"CG" == Christian Grün <christian.gruen@gmail.com> writes: CG> Jidanni,
echo '<A>你好</A>'|perl -pwle 's![^[:ascii:]]!$&<wbr/>!'|basex -q ' declare option db:parser "html"; declare option output:method "raw"; doc("/dev/stdin")//*:wbr/..'
CG> If you want help, please try to help, too. Your example is not what I CG> would call very helpful; give us at least: CG> a) a minimized example, That's what it is, totally contained. Just run it on your Linux etc. shell command line. CG> b) the returned output, and OK, here it is QP encoded: =EF=BF=BD=EF=BF=BD=EF=BF=BD=E5=A5=BD= CG> c) the expected result I'm just trying to find a way to remove the <wbr/> injected here, $ echo '<A>你好</A>'|perl -pwle 's![^[:ascii:]]!$&<wbr/>!'|qprint -e <A>=E4<wbr/>=BD=A0=E5=A5=BD</A> So I can get <A>=E4=BD=A0=E5=A5=BD</A> I am guessing that is not possible with Basex, and one needs byte level tools like perl.
declare option output:encoding "RAW"; or "BYTES" or "NONE"
CG> I’m not sure if you will need any output declaration for your query at CG> all; but we first need more details.
http://docs.basex.org/wiki/Serialization it just says "all encodings supported by Java" So one is supposed to look at http://www.google.com/search?q=all+encodings+supported+by+Java
CG> I've added a link. Note, however, that the list is also dependent on CG> the Java VM you are using. OK, also do make a note of that fact there...
Why doesn't basex have a command that would output the current "all encodings supported by Java" that it is using.

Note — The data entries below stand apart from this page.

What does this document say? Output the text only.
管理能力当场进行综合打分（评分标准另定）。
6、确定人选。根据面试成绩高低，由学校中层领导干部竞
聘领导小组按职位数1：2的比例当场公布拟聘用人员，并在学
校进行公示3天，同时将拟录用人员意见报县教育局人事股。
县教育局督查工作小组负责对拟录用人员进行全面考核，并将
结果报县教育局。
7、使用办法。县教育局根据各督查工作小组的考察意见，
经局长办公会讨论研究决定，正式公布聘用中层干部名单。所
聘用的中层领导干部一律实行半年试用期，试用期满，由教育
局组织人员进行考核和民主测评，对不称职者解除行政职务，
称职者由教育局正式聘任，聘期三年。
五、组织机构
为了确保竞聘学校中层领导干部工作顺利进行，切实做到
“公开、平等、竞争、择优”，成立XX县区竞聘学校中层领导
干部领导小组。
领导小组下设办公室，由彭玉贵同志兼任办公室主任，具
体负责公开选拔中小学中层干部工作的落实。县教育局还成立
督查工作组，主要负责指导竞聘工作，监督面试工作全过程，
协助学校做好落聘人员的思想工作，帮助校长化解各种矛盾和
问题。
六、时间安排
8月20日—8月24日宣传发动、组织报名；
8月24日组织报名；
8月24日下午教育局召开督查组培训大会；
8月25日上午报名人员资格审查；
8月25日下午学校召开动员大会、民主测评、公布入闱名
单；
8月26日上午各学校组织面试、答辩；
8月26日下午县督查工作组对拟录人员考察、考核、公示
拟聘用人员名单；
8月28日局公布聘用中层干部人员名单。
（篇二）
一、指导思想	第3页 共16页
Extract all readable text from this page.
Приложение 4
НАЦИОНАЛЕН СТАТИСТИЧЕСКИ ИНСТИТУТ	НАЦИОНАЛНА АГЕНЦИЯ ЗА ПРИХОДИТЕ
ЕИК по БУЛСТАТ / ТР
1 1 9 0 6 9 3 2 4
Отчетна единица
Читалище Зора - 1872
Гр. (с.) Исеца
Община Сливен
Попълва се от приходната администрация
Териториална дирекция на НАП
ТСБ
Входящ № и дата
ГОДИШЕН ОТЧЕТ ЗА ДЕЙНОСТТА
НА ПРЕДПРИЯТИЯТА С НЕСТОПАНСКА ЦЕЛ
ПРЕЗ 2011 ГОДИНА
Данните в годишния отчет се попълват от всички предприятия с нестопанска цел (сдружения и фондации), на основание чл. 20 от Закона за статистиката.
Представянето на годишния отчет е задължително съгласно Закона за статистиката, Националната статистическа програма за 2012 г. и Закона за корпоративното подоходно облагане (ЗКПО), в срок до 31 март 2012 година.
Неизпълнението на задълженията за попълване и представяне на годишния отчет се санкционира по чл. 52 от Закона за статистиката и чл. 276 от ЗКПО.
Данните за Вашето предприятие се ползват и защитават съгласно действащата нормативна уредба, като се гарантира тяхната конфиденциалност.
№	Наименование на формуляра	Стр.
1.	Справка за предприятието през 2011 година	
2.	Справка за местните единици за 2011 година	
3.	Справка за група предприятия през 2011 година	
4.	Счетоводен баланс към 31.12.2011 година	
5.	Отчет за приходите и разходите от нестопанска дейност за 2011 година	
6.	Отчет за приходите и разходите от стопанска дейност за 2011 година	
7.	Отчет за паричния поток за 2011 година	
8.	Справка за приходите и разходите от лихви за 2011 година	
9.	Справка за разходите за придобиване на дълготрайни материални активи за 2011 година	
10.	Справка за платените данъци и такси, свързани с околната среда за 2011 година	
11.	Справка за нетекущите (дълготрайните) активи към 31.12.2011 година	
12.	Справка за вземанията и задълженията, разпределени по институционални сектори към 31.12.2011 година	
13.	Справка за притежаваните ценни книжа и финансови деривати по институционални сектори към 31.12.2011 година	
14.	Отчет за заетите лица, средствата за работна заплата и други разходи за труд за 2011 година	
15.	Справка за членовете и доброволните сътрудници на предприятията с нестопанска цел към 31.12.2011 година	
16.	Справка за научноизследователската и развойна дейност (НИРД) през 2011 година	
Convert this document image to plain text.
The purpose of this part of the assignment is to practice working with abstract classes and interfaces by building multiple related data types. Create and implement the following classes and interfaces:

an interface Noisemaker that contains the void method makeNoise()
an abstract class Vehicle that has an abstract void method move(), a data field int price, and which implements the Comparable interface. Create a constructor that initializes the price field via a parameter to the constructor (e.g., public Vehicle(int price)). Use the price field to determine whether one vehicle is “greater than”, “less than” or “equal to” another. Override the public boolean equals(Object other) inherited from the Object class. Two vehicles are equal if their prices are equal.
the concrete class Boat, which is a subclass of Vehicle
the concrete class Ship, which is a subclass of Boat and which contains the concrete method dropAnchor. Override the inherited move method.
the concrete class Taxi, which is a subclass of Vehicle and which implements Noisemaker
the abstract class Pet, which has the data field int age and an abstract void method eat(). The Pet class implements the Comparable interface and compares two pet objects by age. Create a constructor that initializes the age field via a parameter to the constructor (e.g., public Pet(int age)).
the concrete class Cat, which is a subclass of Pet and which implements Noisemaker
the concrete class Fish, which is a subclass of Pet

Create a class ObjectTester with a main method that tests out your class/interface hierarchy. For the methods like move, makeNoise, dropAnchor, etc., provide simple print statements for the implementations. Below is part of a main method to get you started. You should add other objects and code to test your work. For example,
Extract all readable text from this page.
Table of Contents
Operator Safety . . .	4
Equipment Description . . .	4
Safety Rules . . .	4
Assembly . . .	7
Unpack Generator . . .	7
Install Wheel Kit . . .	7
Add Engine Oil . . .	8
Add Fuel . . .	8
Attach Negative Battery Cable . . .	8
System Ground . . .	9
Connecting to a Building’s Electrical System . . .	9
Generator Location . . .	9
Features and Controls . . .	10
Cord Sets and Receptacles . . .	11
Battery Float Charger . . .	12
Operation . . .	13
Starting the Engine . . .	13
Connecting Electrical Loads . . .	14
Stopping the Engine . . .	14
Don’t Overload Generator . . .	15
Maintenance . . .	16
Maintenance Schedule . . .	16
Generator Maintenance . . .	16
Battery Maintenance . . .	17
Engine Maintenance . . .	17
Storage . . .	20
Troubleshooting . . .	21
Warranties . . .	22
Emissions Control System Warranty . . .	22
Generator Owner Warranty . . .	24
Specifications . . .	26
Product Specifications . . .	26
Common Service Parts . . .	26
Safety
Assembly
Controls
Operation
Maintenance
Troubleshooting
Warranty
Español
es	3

CG> Try this: CG> basex "Q{java.nio.charset.Charset}availableCharsets()" Gawd! $ basex "Q{java.nio.charset.Charset}availableCharsets()"|wc 0 167 3593 One big line and everything is repeated twice! $ basex "Q{java.nio.charset.Charset}availableCharsets()"| perl -nwle 'print for /([^\s{]+)=/g'|wc 167 167 1713 looks much nicer and has half the bytes. Do make a note of it on the wiki there. Thanks.